Unfortunately I know of very few parishes that celebrate their patronal feast anymore. I remember when our neighboring church, St. Anthony, which was an ethnic Czechoslovakian parish, celebrated their feast day. We weren’t parishioners, but because our family lived in the neighborhood, we were always invited to participate. There was always a huge Mass, people came from all over. Buses would arrive from Ohio, Michigan, Toronto at the parish Saturday evening and early Sunday morning. And then, my favorite part of the Feast, a huge street procession, with bands and a statue of St. Anthony and later on a dinner at one of the local halls.
The fact that so few parishes mark their patronal feast is a sign that in some ways, we’ve lost a sense of who we are.
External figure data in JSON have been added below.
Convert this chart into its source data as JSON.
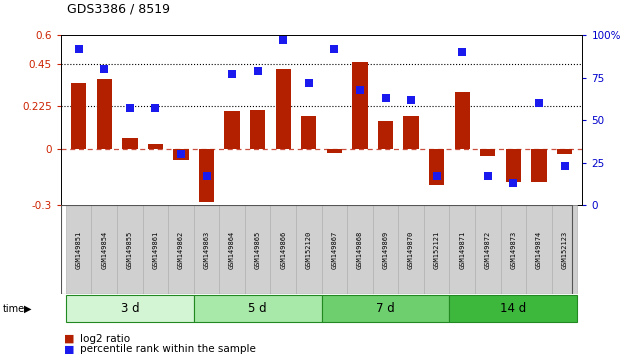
{
  "title": "GDS3386 / 8519",
  "samples": [
    "GSM149851",
    "GSM149854",
    "GSM149855",
    "GSM149861",
    "GSM149862",
    "GSM149863",
    "GSM149864",
    "GSM149865",
    "GSM149866",
    "GSM152120",
    "GSM149867",
    "GSM149868",
    "GSM149869",
    "GSM149870",
    "GSM152121",
    "GSM149871",
    "GSM149872",
    "GSM149873",
    "GSM149874",
    "GSM152123"
  ],
  "log2_ratio": [
    0.35,
    0.37,
    0.055,
    0.025,
    -0.06,
    -0.28,
    0.2,
    0.205,
    0.42,
    0.175,
    -0.025,
    0.46,
    0.145,
    0.175,
    -0.19,
    0.3,
    -0.04,
    -0.175,
    -0.175,
    -0.03
  ],
  "percentile_rank": [
    92,
    80,
    57,
    57,
    30,
    17,
    77,
    79,
    97,
    72,
    92,
    68,
    63,
    62,
    17,
    90,
    17,
    13,
    60,
    23
  ],
  "groups": [
    {
      "label": "3 d",
      "start": 0,
      "end": 5,
      "color": "#d4f5d4"
    },
    {
      "label": "5 d",
      "start": 5,
      "end": 10,
      "color": "#a8e8a8"
    },
    {
      "label": "7 d",
      "start": 10,
      "end": 15,
      "color": "#6dcf6d"
    },
    {
      "label": "14 d",
      "start": 15,
      "end": 20,
      "color": "#3db83d"
    }
  ],
  "ylim_left": [
    -0.3,
    0.6
  ],
  "ylim_right": [
    0,
    100
  ],
  "yticks_left": [
    -0.3,
    0.0,
    0.225,
    0.45,
    0.6
  ],
  "yticks_right": [
    0,
    25,
    50,
    75,
    100
  ],
  "ytick_labels_left": [
    "-0.3",
    "0",
    "0.225",
    "0.45",
    "0.6"
  ],
  "ytick_labels_right": [
    "0",
    "25",
    "50",
    "75",
    "100%"
  ],
  "hlines": [
    0.225,
    0.45
  ],
  "bar_color": "#b22000",
  "square_color": "#1a1aee",
  "zero_line_color": "#c03020",
  "background_color": "#ffffff",
  "legend_log2": "log2 ratio",
  "legend_pct": "percentile rank within the sample",
  "cell_color": "#d0d0d0",
  "cell_edge_color": "#aaaaaa"
}
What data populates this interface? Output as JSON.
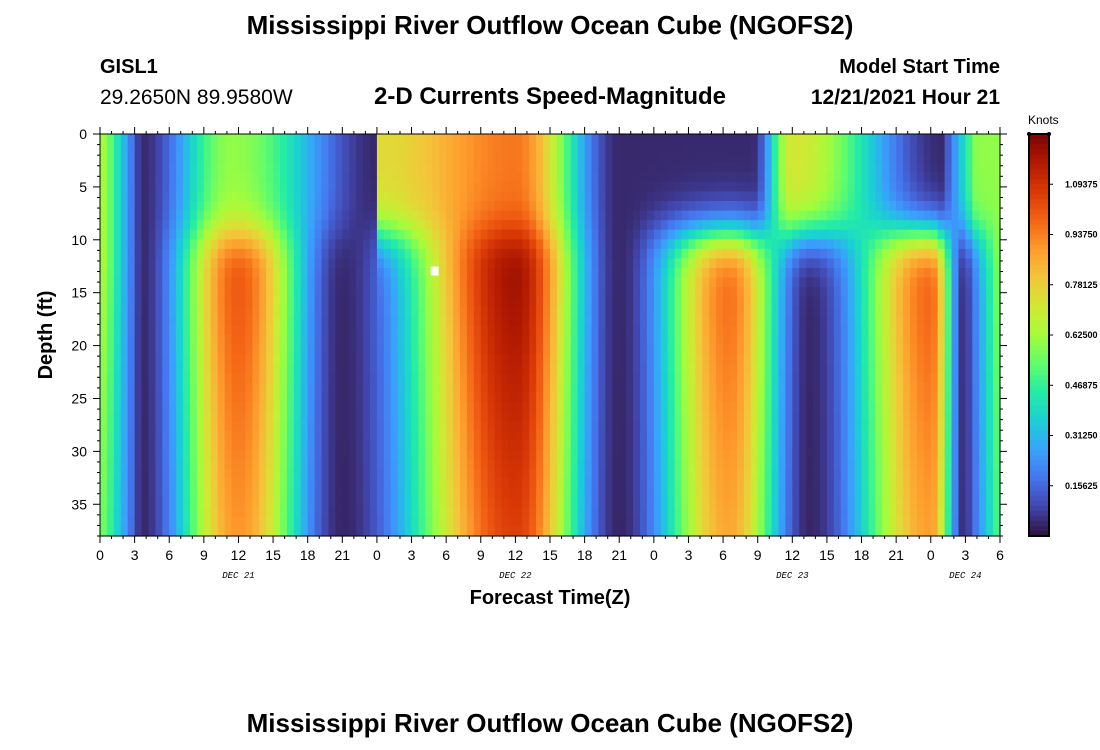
{
  "page": {
    "title": "Mississippi River Outflow Ocean Cube (NGOFS2)",
    "station": "GISL1",
    "coords": "29.2650N  89.9580W",
    "subtitle": "2-D Currents Speed-Magnitude",
    "start_label": "Model Start Time",
    "start_value": "12/21/2021 Hour 21"
  },
  "chart_data": {
    "type": "heatmap",
    "title": "2-D Currents Speed-Magnitude",
    "xlabel": "Forecast Time(Z)",
    "ylabel": "Depth (ft)",
    "x_tick_labels": [
      "0",
      "3",
      "6",
      "9",
      "12",
      "15",
      "18",
      "21",
      "0",
      "3",
      "6",
      "9",
      "12",
      "15",
      "18",
      "21",
      "0",
      "3",
      "6",
      "9",
      "12",
      "15",
      "18",
      "21",
      "0",
      "3",
      "6"
    ],
    "x_date_labels": [
      {
        "label": "DEC 21",
        "hour": 12
      },
      {
        "label": "DEC 22",
        "hour": 36
      },
      {
        "label": "DEC 23",
        "hour": 60
      },
      {
        "label": "DEC 24",
        "hour": 75
      }
    ],
    "x_range_hours": [
      0,
      78
    ],
    "y_ticks": [
      0,
      5,
      10,
      15,
      20,
      25,
      30,
      35
    ],
    "y_range": [
      0,
      38
    ],
    "y_inverted": true,
    "colorbar": {
      "unit": "Knots",
      "range": [
        0,
        1.25
      ],
      "ticks": [
        {
          "value": 0.15625,
          "label": "0.15625"
        },
        {
          "value": 0.3125,
          "label": "0.31250"
        },
        {
          "value": 0.46875,
          "label": "0.46875"
        },
        {
          "value": 0.625,
          "label": "0.62500"
        },
        {
          "value": 0.78125,
          "label": "0.78125"
        },
        {
          "value": 0.9375,
          "label": "0.93750"
        },
        {
          "value": 1.09375,
          "label": "1.09375"
        }
      ],
      "colors": [
        "#30123b",
        "#4145ab",
        "#4675ed",
        "#39a2fc",
        "#1bcfd4",
        "#24eca6",
        "#61fc6c",
        "#a4fc3b",
        "#d1e834",
        "#f3c63a",
        "#fe9b2d",
        "#f36315",
        "#d93806",
        "#b11901",
        "#7a0403"
      ]
    },
    "speed_profile": {
      "surface_peaks": [
        {
          "hour": 11.5,
          "speed": 0.6
        },
        {
          "hour": 24,
          "speed": 0.75
        },
        {
          "hour": 36,
          "speed": 0.95
        },
        {
          "hour": 60,
          "speed": 0.72
        }
      ],
      "deep_peaks": [
        {
          "hour": 12,
          "speed": 1.02
        },
        {
          "hour": 36,
          "speed": 1.2
        },
        {
          "hour": 54.5,
          "speed": 0.98
        },
        {
          "hour": 72,
          "speed": 1.0
        }
      ],
      "surface_slack_hours": [
        3.5,
        24,
        45,
        56.5,
        73
      ],
      "deep_slack_hours": [
        3.5,
        21,
        45,
        61.5,
        75
      ],
      "max_marker": {
        "hour": 29,
        "depth": 13
      }
    }
  }
}
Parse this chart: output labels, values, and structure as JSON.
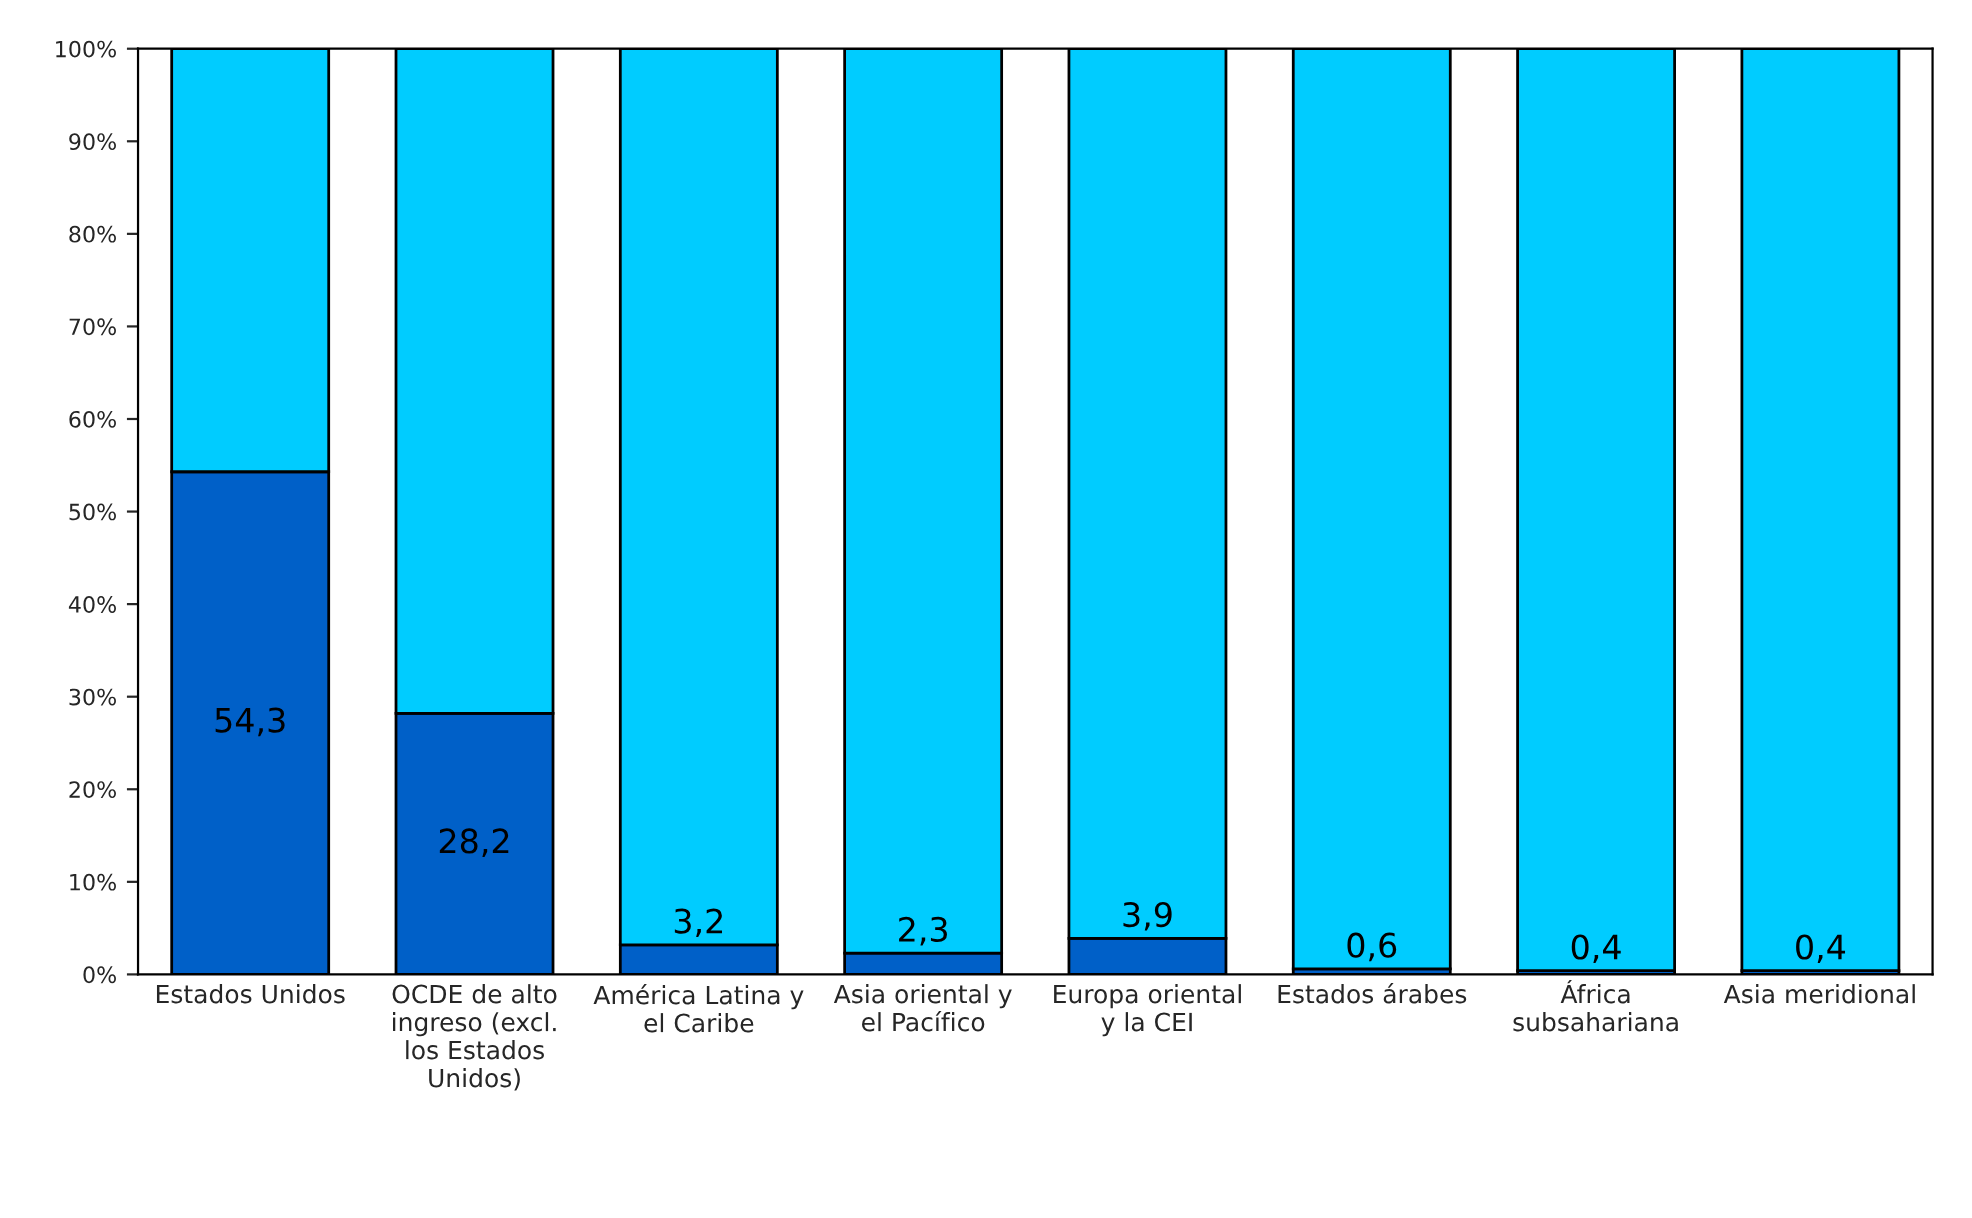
{
  "chart_data": {
    "type": "bar",
    "stacked": true,
    "categories": [
      "Estados Unidos",
      "OCDE de alto ingreso (excl. los Estados Unidos)",
      "América Latina y el Caribe",
      "Asia oriental y el Pacífico",
      "Europa oriental y la CEI",
      "Estados árabes",
      "África subsahariana",
      "Asia meridional"
    ],
    "series": [
      {
        "color": "#0060c8",
        "values": [
          54.3,
          28.2,
          3.2,
          2.3,
          3.9,
          0.6,
          0.4,
          0.4
        ],
        "value_labels": [
          "54,3",
          "28,2",
          "3,2",
          "2,3",
          "3,9",
          "0,6",
          "0,4",
          "0,4"
        ]
      },
      {
        "color": "#00ccff",
        "values": [
          45.7,
          71.8,
          96.8,
          97.7,
          96.1,
          99.4,
          99.6,
          99.6
        ]
      }
    ],
    "ylim": [
      0,
      100
    ],
    "yticks": [
      {
        "value": 0,
        "label": "0%"
      },
      {
        "value": 10,
        "label": "10%"
      },
      {
        "value": 20,
        "label": "20%"
      },
      {
        "value": 30,
        "label": "30%"
      },
      {
        "value": 40,
        "label": "40%"
      },
      {
        "value": 50,
        "label": "50%"
      },
      {
        "value": 60,
        "label": "60%"
      },
      {
        "value": 70,
        "label": "70%"
      },
      {
        "value": 80,
        "label": "80%"
      },
      {
        "value": 90,
        "label": "90%"
      },
      {
        "value": 100,
        "label": "100%"
      }
    ],
    "grid": false
  }
}
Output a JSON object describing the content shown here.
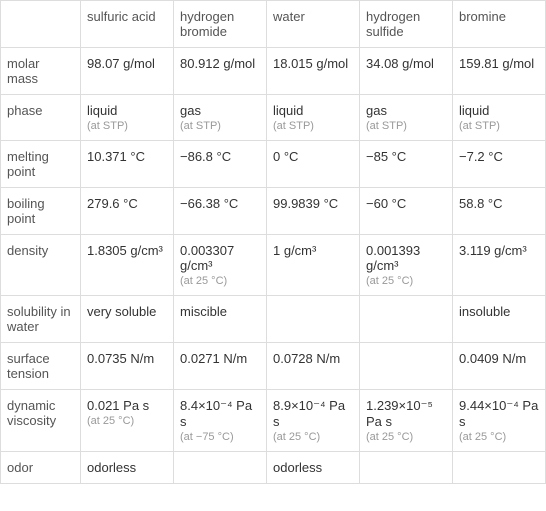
{
  "columns": [
    {
      "label": "sulfuric acid"
    },
    {
      "label": "hydrogen bromide"
    },
    {
      "label": "water"
    },
    {
      "label": "hydrogen sulfide"
    },
    {
      "label": "bromine"
    }
  ],
  "rows": [
    {
      "header": "molar mass",
      "cells": [
        {
          "main": "98.07 g/mol",
          "sub": ""
        },
        {
          "main": "80.912 g/mol",
          "sub": ""
        },
        {
          "main": "18.015 g/mol",
          "sub": ""
        },
        {
          "main": "34.08 g/mol",
          "sub": ""
        },
        {
          "main": "159.81 g/mol",
          "sub": ""
        }
      ]
    },
    {
      "header": "phase",
      "cells": [
        {
          "main": "liquid",
          "sub": "(at STP)"
        },
        {
          "main": "gas",
          "sub": "(at STP)"
        },
        {
          "main": "liquid",
          "sub": "(at STP)"
        },
        {
          "main": "gas",
          "sub": "(at STP)"
        },
        {
          "main": "liquid",
          "sub": "(at STP)"
        }
      ]
    },
    {
      "header": "melting point",
      "cells": [
        {
          "main": "10.371 °C",
          "sub": ""
        },
        {
          "main": "−86.8 °C",
          "sub": ""
        },
        {
          "main": "0 °C",
          "sub": ""
        },
        {
          "main": "−85 °C",
          "sub": ""
        },
        {
          "main": "−7.2 °C",
          "sub": ""
        }
      ]
    },
    {
      "header": "boiling point",
      "cells": [
        {
          "main": "279.6 °C",
          "sub": ""
        },
        {
          "main": "−66.38 °C",
          "sub": ""
        },
        {
          "main": "99.9839 °C",
          "sub": ""
        },
        {
          "main": "−60 °C",
          "sub": ""
        },
        {
          "main": "58.8 °C",
          "sub": ""
        }
      ]
    },
    {
      "header": "density",
      "cells": [
        {
          "main": "1.8305 g/cm³",
          "sub": ""
        },
        {
          "main": "0.003307 g/cm³",
          "sub": "(at 25 °C)"
        },
        {
          "main": "1 g/cm³",
          "sub": ""
        },
        {
          "main": "0.001393 g/cm³",
          "sub": "(at 25 °C)"
        },
        {
          "main": "3.119 g/cm³",
          "sub": ""
        }
      ]
    },
    {
      "header": "solubility in water",
      "cells": [
        {
          "main": "very soluble",
          "sub": ""
        },
        {
          "main": "miscible",
          "sub": ""
        },
        {
          "main": "",
          "sub": ""
        },
        {
          "main": "",
          "sub": ""
        },
        {
          "main": "insoluble",
          "sub": ""
        }
      ]
    },
    {
      "header": "surface tension",
      "cells": [
        {
          "main": "0.0735 N/m",
          "sub": ""
        },
        {
          "main": "0.0271 N/m",
          "sub": ""
        },
        {
          "main": "0.0728 N/m",
          "sub": ""
        },
        {
          "main": "",
          "sub": ""
        },
        {
          "main": "0.0409 N/m",
          "sub": ""
        }
      ]
    },
    {
      "header": "dynamic viscosity",
      "cells": [
        {
          "main": "0.021 Pa s",
          "sub": "(at 25 °C)"
        },
        {
          "main": "8.4×10⁻⁴ Pa s",
          "sub": "(at −75 °C)"
        },
        {
          "main": "8.9×10⁻⁴ Pa s",
          "sub": "(at 25 °C)"
        },
        {
          "main": "1.239×10⁻⁵ Pa s",
          "sub": "(at 25 °C)"
        },
        {
          "main": "9.44×10⁻⁴ Pa s",
          "sub": "(at 25 °C)"
        }
      ]
    },
    {
      "header": "odor",
      "cells": [
        {
          "main": "odorless",
          "sub": ""
        },
        {
          "main": "",
          "sub": ""
        },
        {
          "main": "odorless",
          "sub": ""
        },
        {
          "main": "",
          "sub": ""
        },
        {
          "main": "",
          "sub": ""
        }
      ]
    }
  ],
  "styles": {
    "border_color": "#dddddd",
    "text_color": "#333333",
    "header_color": "#555555",
    "sub_color": "#999999",
    "background": "#ffffff",
    "font_size_main": 13,
    "font_size_sub": 11
  }
}
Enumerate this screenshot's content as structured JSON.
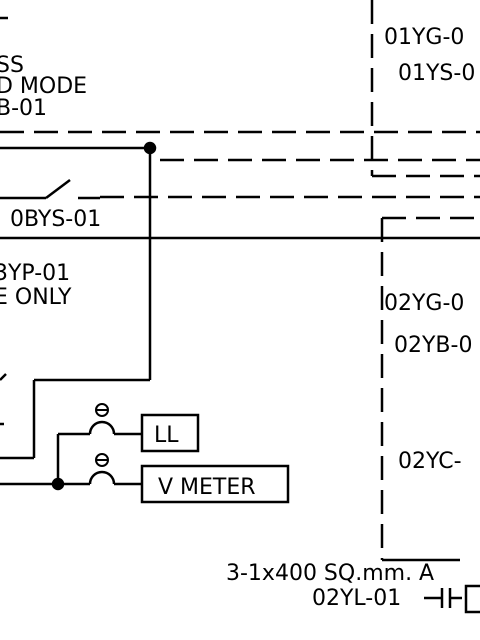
{
  "labels": {
    "mode_line1": "SS",
    "mode_line2": "D MODE",
    "mode_line3": "B-01",
    "bys_tag": "0BYS-01",
    "byp_tag": "3YP-01",
    "only_note": "E ONLY",
    "ll_box": "LL",
    "vmeter_box": "V METER",
    "tag_01yg": "01YG-0",
    "tag_01ys": "01YS-0",
    "tag_02yg": "02YG-0",
    "tag_02yb": "02YB-0",
    "tag_02yc": "02YC-",
    "cable_spec": "3-1x400 SQ.mm. A",
    "tag_02yl": "02YL-01"
  }
}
Our culture has become so secularized; many people do not make a place for God in their lives, and for many Catholics, church is but an hour event on Saturday or Sunday. But I believe that it’s important to recover that meaning and identity of our parish. Why?
The history of the naming of our parish is an interesting story. The earliest immigrant communities in Fowler, were the Irish and the Germans. When it came to the naming of the parish, the Irish immigrants wanted the parish to be named “St. Patrick” and the Germans immigrants wanted the parish to be named “St. Boniface.” So the wise pastor said, “We’re going to name the parish Most Holy Trinity.” The story reminds us of the early competitive nature of many immigrant Catholic communities, the parochial identity that many Catholic parishes had, and sadly still do have today.
That’s why I love the story of how our parish got it’s sacred name. Because the life of the Trinity is a constant reminder that we are called to break barriers, not create them. We are called, like the Blessed Trinity, the Father, Son and Holy Spirit, to reach out and give ourselves away, following the model of God’s inner life – the Father, Son and Holy Spirit constantly pouring out their love for One another, continually inviting us to share in their Divine life of love.
Because the life of the Trinity is a constant reminder,
we are called to break barriers, not create them.
In the past few years it has struck me that we’ve been receiving many graces here – vocations to the priesthood and consecrated life (how many parishes do you know of where young women are entering the convent?), young families returning to the parish, Masses burgeoning with children, an effective model of evangelization, youth ministry and adult formation and our Encounter with the Holy Spirit evenings, adult retreats, all giving us an opportunity to allow our lives to be touched and strengthened by the power of the Holy Spirit.
This is not to be taken lightly, or simply attributed to our hard work, or that we’re so smart and talented, but, most importantly, this is a grace, a gift from God. And as always, every grace is attached to a mission. Here at Most Holy Trinity, our mission, I believe is to see that our life and ministry as Christians in Fowler, is a reflection of the life of God. The Name of a parish patron, whether a saint, or in our case the very Name of the Trinity, is chosen to be the special intercessor in heaven for our families. We have no one less than the very Person of the Trinity who has been chosen to be our model and the ultimate source of grace.
Those days when immigrant parishes, like the St. Anthony’s in my own neighborhood might be a thing of the past, perhaps even nostalgic, but I believe that our parish must continue to develop a strong spiritual identity. The work of evangelization and passing on the faith to the next generation is crucial. I thank the Lord that He has graced us in so many ways – and now we continue to respond to His grace and give ourselves away in gratitude and service.
It is truly right to praise the divine Trinity, the Father
Without beginning and Maker of all, the coeternal Word,
born without change from the Father before the ages, and the Holy Spirit, proceeding timelessly from the Father.